正解は・・・僕を丸々大きく太らせて、焼き魚にして食べるためだったんだ。先生は、放課後になると毎日たくさんのエサを水槽に入れて言うんだ。


「ほーら、エサの時間ですよー。大きく育ってくださいねー。あなたは私の食料となっていただきますからねー。このエサを食べ残したらバツとして、今すぐ食べてしまいますよー」ってね。


 食べられるのが怖くないのかって?大丈夫。手は打ってある。(僕にはヒレしかないけどね)


 つまり、この小説よりも愉快で奇怪、誰にも想像ができず、胸がドキドキワクワクする方法を君が考え出して、助け出してくれると僕は信じている。いままで僕が出した問題は、ほんのウォーミングアップさ。人は想像した分だけ世界が広がって、それがやがて他人を巻き込んで、より大きな渦となって人々の感情を揺さぶっていくんだ。
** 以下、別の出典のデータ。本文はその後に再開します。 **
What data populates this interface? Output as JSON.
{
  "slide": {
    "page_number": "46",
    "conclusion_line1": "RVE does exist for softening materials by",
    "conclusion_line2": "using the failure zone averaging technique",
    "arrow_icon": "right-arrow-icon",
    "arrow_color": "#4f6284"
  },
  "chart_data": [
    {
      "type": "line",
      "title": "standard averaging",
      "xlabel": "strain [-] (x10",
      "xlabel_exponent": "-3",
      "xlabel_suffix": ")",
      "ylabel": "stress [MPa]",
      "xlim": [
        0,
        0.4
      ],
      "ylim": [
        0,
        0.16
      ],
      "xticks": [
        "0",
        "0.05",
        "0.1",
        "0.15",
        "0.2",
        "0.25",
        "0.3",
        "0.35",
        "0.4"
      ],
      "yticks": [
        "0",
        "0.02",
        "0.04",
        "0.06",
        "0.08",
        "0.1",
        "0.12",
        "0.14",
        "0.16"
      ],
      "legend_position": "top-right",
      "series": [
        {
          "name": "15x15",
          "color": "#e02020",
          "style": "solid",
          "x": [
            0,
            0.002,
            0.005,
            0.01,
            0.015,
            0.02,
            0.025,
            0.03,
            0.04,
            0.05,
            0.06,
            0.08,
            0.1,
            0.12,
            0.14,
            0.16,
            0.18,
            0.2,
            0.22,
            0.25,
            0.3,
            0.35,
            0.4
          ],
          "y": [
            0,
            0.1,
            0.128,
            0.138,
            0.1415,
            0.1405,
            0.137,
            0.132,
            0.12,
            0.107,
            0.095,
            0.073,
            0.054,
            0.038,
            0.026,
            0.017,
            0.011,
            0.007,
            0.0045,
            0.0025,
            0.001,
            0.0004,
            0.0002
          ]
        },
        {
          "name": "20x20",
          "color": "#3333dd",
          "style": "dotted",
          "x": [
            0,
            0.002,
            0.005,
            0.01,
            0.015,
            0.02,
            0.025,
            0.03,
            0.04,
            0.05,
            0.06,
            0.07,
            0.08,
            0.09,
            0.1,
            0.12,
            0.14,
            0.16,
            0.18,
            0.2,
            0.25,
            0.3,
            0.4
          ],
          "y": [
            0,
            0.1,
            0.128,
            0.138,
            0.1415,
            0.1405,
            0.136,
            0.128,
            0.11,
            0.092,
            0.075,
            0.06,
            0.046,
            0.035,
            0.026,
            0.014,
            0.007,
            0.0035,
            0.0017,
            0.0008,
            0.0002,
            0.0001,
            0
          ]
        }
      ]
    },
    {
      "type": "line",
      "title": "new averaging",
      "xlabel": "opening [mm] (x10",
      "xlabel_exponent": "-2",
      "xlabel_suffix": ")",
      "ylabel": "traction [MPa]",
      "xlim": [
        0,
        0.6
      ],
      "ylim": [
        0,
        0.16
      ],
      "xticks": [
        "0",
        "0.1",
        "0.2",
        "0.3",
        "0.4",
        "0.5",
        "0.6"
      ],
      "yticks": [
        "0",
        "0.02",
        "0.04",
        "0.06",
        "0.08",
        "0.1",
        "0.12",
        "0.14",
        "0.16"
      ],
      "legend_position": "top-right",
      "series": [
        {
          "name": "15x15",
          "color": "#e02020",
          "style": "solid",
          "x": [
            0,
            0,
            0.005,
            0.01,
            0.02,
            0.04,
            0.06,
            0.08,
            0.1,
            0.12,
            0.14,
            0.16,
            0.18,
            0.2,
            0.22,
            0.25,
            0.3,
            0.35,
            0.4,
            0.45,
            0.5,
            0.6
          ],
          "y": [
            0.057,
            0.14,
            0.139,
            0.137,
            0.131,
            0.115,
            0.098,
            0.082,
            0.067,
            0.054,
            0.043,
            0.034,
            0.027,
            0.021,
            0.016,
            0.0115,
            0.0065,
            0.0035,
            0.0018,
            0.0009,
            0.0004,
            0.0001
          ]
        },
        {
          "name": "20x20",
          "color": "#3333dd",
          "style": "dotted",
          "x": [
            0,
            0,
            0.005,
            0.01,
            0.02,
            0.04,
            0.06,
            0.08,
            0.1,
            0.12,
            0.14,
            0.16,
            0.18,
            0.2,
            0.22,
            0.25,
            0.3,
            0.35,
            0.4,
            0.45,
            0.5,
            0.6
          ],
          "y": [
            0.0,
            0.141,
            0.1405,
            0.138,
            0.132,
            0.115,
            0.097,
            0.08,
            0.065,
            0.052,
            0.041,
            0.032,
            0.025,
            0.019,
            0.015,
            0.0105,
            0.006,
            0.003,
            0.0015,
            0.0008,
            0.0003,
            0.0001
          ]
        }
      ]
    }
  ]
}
桃太郎のお話も、世界的に有名な魔法少年のお話も、全ては想像することから始まった物語なんだ。

 人が生きていく中で、辛く悲しく恐ろしい現実に突き当たることは、きっといつかある。でも、そんなときに一服の清涼剤となってくれるような小説があれば、その人の心を和らげて救い出すことができるんだ。そして、そんな小説を書ける力が、君にもあるってことを忘れないで。


 さあ、君なら僕をどう助ける?そして僕を、面白世界に連れテッテ。